Münchner Merkur, 10.01.2012

Flüchtlingswelle: Amt Überfordert

 

Das Jugendamt schlägt Alarm: Die Flut von minderjährigen Flüchtlingen überfordert die wenigen Mitarbeiter. Selbst „Kernaufgaben" zu erfüllen sei „kaum mehr möglich". Erste Flüchtlinge reagieren bereits mit einem Hungerstreik.

 

Sie kommen aus Afghanistan, Somalia und dem Irak, Sie lassen ihre Familien zurück, schlagen sich nach Europa durch, flüchten vor Tod und Elend. Viele haben ihre Eltern in den Kriegswirren verloren, andere fürchten eine Zwangsrekrutierang durch die Taliban, die stets auf der Suche sind nach neuen Gotteskriegern. Hunderte Minderjährige stranden jedes Jahr in München - In der Hoffnung auf ein besseres Leben.

Die Mitarbeiter des Jugendamts versuchen nach Kräften, ihnen zu helfen. Doch es gibt zu wenige Helfer und zu viele Hilfesuchende.
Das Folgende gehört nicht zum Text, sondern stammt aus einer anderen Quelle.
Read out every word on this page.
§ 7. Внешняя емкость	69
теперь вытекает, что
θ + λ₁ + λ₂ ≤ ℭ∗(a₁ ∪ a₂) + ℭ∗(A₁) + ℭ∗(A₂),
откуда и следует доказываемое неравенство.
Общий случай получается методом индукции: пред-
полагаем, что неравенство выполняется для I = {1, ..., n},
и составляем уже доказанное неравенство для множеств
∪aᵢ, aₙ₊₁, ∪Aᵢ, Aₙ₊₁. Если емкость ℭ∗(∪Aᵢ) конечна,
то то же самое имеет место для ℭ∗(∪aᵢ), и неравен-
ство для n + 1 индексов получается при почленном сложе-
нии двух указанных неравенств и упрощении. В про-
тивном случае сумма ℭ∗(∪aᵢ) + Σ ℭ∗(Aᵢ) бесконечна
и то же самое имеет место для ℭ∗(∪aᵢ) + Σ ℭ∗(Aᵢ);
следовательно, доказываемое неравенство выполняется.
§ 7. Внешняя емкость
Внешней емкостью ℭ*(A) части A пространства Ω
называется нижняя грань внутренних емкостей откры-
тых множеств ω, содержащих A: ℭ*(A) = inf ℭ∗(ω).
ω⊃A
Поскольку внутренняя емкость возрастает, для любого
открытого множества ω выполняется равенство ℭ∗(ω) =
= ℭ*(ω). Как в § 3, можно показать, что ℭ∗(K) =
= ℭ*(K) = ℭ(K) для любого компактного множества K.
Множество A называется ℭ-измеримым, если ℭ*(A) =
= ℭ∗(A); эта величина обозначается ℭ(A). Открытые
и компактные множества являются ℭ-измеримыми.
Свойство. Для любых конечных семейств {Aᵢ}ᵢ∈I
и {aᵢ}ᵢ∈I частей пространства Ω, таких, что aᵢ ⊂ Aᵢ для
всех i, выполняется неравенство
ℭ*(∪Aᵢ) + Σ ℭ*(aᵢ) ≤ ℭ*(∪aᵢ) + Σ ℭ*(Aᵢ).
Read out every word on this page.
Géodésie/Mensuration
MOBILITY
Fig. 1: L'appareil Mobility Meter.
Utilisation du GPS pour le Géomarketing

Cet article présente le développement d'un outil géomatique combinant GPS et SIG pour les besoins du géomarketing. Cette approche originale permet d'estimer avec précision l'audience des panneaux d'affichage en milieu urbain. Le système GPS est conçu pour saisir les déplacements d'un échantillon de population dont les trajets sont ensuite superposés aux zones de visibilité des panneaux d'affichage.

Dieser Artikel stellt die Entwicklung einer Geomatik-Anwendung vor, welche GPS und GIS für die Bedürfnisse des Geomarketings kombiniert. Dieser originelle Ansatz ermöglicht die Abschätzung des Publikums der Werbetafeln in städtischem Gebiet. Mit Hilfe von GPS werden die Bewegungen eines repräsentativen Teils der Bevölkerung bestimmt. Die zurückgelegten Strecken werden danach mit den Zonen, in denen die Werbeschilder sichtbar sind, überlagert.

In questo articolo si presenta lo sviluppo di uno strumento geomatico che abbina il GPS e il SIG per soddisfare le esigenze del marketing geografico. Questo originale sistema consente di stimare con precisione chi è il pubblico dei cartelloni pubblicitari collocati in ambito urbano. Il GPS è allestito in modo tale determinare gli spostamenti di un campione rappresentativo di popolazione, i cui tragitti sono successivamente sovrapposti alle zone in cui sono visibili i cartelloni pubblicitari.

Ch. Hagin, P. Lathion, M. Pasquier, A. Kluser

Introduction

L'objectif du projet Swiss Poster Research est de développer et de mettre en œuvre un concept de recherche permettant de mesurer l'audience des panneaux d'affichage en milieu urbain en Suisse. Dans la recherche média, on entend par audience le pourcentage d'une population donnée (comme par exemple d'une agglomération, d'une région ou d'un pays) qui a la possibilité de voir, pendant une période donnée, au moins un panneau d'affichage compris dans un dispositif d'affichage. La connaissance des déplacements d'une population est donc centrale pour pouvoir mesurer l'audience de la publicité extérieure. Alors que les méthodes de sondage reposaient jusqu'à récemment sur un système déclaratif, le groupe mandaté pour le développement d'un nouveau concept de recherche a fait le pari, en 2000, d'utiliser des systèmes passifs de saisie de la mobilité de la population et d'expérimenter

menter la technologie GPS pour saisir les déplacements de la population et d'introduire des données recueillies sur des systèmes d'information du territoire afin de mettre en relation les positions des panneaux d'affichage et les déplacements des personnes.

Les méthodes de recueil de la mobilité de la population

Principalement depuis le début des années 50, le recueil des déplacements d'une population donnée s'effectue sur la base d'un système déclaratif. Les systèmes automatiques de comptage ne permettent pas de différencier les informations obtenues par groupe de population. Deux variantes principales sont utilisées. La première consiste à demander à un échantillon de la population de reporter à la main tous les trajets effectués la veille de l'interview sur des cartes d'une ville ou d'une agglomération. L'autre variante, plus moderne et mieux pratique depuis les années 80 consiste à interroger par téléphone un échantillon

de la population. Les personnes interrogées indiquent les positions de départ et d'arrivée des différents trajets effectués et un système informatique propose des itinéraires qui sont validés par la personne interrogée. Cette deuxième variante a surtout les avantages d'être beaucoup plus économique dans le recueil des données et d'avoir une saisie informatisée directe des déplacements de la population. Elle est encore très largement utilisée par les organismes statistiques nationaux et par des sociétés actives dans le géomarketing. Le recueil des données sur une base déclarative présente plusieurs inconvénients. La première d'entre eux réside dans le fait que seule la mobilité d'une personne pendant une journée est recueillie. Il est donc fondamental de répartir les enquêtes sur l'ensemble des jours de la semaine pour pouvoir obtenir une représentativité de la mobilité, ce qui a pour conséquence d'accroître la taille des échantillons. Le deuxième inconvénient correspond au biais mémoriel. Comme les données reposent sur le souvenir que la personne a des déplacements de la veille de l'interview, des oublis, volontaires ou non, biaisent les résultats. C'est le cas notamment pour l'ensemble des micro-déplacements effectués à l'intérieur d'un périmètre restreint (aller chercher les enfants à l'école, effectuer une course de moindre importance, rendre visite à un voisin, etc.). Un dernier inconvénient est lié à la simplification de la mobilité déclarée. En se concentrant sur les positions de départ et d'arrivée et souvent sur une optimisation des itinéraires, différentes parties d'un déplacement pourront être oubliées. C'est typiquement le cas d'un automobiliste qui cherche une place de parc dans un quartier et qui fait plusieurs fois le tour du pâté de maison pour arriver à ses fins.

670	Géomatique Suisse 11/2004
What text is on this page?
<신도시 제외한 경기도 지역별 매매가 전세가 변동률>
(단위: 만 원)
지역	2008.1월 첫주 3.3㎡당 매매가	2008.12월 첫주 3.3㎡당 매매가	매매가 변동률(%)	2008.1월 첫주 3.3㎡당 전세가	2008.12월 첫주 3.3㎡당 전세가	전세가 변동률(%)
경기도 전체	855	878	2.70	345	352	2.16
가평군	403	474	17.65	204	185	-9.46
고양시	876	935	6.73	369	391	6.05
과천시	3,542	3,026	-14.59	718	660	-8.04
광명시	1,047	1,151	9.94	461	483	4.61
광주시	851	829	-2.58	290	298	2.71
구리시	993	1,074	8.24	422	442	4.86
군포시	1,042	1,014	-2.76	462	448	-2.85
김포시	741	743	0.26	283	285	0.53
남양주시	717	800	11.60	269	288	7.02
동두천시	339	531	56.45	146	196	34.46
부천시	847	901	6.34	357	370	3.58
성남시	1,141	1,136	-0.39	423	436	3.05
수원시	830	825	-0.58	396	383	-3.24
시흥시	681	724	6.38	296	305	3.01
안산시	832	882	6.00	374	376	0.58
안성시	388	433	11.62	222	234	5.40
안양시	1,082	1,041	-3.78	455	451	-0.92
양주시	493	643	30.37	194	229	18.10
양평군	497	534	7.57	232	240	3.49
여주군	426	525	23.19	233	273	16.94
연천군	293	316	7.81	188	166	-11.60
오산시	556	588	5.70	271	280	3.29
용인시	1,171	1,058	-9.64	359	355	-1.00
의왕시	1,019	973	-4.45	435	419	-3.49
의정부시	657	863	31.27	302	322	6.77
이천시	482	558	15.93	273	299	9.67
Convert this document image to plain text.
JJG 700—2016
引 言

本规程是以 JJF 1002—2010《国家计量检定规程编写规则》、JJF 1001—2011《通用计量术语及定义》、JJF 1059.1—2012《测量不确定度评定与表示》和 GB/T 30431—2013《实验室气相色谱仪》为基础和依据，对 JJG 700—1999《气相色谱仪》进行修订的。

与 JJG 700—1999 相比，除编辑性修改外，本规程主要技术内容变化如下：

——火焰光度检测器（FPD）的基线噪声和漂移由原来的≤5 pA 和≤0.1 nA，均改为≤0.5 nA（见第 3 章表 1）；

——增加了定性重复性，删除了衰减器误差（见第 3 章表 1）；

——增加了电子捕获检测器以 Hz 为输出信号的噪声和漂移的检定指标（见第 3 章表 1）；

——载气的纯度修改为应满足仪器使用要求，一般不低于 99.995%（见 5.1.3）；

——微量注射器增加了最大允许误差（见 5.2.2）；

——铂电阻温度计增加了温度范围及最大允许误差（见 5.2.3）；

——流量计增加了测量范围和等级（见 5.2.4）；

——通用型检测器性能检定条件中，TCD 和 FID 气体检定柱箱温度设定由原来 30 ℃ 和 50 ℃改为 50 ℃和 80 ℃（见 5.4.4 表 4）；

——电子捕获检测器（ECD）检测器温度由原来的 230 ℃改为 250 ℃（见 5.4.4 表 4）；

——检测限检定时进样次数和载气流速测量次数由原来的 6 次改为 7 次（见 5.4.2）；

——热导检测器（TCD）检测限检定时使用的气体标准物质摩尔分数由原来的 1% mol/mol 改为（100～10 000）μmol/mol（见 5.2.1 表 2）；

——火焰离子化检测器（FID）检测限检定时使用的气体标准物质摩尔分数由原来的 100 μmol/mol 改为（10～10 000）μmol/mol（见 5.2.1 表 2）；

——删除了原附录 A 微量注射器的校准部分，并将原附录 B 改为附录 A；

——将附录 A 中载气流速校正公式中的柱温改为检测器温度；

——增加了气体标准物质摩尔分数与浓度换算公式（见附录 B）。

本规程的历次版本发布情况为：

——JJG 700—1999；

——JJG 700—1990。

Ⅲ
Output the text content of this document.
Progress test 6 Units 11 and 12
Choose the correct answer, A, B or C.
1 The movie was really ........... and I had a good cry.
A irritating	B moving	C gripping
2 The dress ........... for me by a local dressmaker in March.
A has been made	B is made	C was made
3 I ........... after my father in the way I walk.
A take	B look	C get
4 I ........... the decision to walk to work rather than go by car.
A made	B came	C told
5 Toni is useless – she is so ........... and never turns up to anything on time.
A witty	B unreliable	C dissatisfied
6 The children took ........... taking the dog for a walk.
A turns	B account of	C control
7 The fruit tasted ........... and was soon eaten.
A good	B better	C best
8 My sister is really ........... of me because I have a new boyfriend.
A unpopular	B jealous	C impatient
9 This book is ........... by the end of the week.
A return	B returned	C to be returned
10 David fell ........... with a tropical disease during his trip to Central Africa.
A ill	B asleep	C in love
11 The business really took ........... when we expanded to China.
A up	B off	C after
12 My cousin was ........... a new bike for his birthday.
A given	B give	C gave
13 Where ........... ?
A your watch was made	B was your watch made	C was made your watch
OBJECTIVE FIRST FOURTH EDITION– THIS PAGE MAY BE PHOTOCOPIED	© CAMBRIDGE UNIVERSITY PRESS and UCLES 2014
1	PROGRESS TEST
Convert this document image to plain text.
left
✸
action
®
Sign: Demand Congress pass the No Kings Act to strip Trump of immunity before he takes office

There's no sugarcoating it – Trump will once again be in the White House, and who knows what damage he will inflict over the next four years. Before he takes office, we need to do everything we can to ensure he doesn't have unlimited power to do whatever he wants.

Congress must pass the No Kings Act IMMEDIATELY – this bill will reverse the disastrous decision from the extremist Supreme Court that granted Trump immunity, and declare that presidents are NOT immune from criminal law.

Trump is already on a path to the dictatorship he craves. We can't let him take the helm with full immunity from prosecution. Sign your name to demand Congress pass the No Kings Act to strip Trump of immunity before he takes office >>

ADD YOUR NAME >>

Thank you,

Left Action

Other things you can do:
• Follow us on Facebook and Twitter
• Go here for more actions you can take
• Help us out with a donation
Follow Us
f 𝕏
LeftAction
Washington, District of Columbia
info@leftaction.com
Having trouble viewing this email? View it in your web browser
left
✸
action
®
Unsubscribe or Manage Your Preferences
Die Zahl der Flüchtlinge steigt stetig: Wurden im Oktober 2009 noch 525 „unbegleitete minderjährige Flüchtlinge" betreut, so waren es im Dezember 2011 fast doppelt so viele. Auf 906 „UMF" kommen gerade mal zehn städtische Pädagogen, die sich um die meist traumatisierten Jugendlichen kümmern. Weitere sieben Mitarbeiter sind für die Verwaltung zuständig. Das reicht nicht.

Die Erfüllung der „Kernaufgaben" - beispielsweise das organisieren einer Unterkunft - sei „kaum mehr möglich", heißt es in einem Papier, das heute im Stadtrat diskutiert werden soll Die Erstaufnahmeeinrichtung in der alten Bayernkaserne in  Freimannsei „überfüllt", die Weitervermittlung „stark verzögert". Es sind ungewöhnlich deutliche Worte, die das Amt wählt.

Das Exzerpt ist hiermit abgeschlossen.